数々の悪戯を背中で受けてきた私にとって、この考えになることは当たり前のことであった。擽られたり、後ろから抱きしめられたり、色々な悪戯を受けた私にはわかる。面白い反応をすればするほど、彼は喜ぶと。そうと決まったら、彼の興味が失せるような反応をすればいい。
どうせなら逆に静さんが驚くような反応にすればいい。とんでもなく低い声で「うおっ」と声を出すとか、物凄い大きな声で「あーーーーーー!!」と叫ぶとか。驚くまではいかなくても、期待外れだと思ってくれそうだ。

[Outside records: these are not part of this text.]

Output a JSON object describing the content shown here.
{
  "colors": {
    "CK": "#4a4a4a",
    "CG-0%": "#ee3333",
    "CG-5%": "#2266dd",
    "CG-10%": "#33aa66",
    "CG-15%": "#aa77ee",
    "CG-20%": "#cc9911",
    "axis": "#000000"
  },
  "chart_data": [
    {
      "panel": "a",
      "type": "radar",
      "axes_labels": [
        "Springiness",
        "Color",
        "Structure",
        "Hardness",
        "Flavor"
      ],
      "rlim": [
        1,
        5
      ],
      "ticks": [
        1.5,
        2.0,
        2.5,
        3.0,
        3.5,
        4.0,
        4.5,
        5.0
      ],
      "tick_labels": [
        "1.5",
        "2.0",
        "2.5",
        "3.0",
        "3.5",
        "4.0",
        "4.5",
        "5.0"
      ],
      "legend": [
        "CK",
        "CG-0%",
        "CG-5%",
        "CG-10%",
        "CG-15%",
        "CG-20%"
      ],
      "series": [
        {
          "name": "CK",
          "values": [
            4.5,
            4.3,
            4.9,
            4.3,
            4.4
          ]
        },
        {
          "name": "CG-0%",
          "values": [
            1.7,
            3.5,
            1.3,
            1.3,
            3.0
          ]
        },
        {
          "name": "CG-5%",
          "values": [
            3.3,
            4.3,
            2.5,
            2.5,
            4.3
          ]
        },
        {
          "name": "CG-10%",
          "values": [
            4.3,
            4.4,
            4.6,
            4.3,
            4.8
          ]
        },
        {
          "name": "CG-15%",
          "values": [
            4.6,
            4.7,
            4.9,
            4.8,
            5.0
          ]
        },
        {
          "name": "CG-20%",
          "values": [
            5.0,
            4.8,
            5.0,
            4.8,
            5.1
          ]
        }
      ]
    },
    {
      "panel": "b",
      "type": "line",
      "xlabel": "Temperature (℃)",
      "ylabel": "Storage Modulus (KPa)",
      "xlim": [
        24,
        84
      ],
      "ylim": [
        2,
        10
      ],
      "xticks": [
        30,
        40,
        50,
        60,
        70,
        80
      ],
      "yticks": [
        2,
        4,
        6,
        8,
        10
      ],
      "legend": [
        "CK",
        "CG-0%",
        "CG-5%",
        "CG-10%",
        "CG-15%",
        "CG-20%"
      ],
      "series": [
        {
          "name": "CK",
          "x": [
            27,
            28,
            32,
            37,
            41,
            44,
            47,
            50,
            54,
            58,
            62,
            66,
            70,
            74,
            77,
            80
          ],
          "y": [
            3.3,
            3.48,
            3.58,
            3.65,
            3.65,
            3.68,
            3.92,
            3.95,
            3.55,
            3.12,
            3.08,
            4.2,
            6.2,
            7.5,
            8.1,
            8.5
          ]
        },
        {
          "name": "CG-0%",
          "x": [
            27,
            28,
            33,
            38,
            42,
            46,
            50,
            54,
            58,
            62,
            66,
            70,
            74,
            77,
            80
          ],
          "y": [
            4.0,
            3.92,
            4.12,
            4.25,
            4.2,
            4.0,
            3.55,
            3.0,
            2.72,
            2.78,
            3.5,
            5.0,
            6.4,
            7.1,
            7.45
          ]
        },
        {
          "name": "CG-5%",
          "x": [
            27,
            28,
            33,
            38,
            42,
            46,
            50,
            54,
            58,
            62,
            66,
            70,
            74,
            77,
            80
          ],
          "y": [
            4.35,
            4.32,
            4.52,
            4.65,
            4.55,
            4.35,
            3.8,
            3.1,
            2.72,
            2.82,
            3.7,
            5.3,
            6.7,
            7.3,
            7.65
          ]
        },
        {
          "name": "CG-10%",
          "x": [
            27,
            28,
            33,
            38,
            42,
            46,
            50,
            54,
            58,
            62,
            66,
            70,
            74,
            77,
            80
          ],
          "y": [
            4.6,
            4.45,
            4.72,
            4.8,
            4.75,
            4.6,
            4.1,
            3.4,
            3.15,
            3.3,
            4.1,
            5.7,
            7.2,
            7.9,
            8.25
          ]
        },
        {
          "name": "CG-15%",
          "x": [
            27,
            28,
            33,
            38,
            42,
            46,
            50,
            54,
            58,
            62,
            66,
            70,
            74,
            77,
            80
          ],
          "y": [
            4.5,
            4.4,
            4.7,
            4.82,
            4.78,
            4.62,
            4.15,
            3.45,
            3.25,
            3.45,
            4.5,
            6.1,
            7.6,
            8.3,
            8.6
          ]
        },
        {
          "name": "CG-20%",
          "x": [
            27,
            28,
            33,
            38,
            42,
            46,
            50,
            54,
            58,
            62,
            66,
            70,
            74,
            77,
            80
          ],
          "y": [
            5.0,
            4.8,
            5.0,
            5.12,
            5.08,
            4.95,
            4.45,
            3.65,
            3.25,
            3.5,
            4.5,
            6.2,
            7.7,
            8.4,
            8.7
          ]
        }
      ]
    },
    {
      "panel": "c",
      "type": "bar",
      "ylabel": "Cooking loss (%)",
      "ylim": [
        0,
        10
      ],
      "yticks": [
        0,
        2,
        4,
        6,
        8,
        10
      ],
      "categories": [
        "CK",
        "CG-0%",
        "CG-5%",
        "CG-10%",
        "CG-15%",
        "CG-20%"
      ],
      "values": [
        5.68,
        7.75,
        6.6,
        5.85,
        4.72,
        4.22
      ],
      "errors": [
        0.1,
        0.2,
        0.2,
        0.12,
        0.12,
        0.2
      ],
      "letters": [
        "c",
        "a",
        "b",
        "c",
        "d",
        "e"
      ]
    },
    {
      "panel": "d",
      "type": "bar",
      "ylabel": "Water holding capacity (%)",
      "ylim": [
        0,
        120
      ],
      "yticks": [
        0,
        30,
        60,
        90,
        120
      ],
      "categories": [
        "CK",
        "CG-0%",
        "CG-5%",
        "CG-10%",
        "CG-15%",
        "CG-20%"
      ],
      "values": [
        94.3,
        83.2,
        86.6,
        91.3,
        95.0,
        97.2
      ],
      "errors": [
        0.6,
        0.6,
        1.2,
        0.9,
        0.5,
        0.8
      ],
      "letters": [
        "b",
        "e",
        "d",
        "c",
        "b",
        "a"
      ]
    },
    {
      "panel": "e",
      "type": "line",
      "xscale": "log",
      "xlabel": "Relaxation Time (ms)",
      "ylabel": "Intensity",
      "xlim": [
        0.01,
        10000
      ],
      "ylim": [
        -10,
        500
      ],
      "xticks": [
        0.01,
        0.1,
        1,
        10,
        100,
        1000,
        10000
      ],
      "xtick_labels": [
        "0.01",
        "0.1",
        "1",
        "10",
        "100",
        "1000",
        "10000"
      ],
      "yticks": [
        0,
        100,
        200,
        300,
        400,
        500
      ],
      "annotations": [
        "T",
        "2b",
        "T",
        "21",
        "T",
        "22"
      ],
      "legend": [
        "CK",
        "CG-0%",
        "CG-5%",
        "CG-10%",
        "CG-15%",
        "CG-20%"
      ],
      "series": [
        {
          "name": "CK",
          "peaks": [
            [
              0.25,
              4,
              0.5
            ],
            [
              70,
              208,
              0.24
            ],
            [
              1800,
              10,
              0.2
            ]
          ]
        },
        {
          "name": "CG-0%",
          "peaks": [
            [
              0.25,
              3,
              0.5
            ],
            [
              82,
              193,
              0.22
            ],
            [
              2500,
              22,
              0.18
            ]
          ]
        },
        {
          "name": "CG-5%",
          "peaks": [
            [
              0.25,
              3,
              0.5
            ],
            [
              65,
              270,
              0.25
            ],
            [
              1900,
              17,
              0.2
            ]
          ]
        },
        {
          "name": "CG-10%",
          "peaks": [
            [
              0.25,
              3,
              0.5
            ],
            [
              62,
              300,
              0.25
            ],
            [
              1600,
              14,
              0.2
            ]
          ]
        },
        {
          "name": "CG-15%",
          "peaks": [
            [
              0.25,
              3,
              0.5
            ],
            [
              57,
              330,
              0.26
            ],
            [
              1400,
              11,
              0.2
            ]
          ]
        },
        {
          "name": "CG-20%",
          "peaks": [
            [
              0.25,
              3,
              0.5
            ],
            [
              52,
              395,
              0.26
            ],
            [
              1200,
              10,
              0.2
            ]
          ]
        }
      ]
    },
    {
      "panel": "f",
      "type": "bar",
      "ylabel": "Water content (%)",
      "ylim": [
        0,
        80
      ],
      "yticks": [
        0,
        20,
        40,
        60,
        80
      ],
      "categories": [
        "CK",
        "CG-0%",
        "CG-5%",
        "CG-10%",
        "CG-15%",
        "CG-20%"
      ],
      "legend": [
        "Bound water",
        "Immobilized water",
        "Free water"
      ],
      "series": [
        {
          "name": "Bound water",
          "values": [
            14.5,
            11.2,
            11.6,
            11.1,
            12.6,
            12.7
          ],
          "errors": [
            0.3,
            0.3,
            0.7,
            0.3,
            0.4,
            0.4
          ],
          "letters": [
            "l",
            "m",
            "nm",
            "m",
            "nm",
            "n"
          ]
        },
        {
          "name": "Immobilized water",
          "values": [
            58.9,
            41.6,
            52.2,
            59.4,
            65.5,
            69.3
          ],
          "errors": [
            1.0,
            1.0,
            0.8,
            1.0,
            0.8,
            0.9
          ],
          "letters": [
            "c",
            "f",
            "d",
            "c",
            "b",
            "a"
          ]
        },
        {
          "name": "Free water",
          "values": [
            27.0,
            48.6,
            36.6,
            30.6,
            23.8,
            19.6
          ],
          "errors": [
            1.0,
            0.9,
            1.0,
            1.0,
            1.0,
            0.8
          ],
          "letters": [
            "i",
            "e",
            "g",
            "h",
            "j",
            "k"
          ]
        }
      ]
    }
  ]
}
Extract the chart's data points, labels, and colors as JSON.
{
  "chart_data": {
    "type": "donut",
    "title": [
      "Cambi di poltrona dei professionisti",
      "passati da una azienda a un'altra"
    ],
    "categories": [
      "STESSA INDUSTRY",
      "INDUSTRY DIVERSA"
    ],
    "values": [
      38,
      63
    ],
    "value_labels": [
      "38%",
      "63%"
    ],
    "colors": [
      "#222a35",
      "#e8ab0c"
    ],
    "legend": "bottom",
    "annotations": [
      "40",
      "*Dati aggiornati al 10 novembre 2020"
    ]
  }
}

でも、期待外れな反応をすれば、静さんは私に構うこともなくなるのだろうか。
不意に浮上してきた漠然とした不安に少し泣きそうになっていると、後ろにいた気配がスッとなくなる。
「はい、終わり」
特に何もすることはなく、静さんは私のエプロンから手を離した。絞り出した拙い感謝の言葉に何も言わず頷いて、静さんは事務室の扉に手をかける。動かずにいる私に目をやって、早く出ろと言わんばかりの視線を送ってくる。
「え、?あ、行きます…!」
急いで事務室の扉の元に行き、開けてくれている扉をくぐり抜けようとしたそのとき。
「っ」
つーっと、背中を人差し指で撫でられた。急いで犯人の顔をみると、クスクスと笑っている。彼の目元が柔らかく緩む姿を見れば、静さんを責める言葉は出てこなくなった。
「アンタ、ほんと飽きない」
「構えてるんだろうなってすぐにわかったから、今してみた」
「作り込んだアンタより、素のアンタが一番可愛いし」
そう言いたいことだけを言って、静さんは満足げに事務室を後にした。火照りに火照った頬を冷え症がちの手で冷やしてみる。静さんのせいで冷えていた手がぬるくなる一方だ。
手のひらで転がされている。
彼の悪戯が成功したと言わんばかりの笑みを見る度にそう感じてしまう。彼は、私が見せたくない素の一部ばかりを見ようとしてくるから苦手だ。でも、それ以上に私は彼のことがどうしようもなく好きなのだから、結局は拒否できないのであった。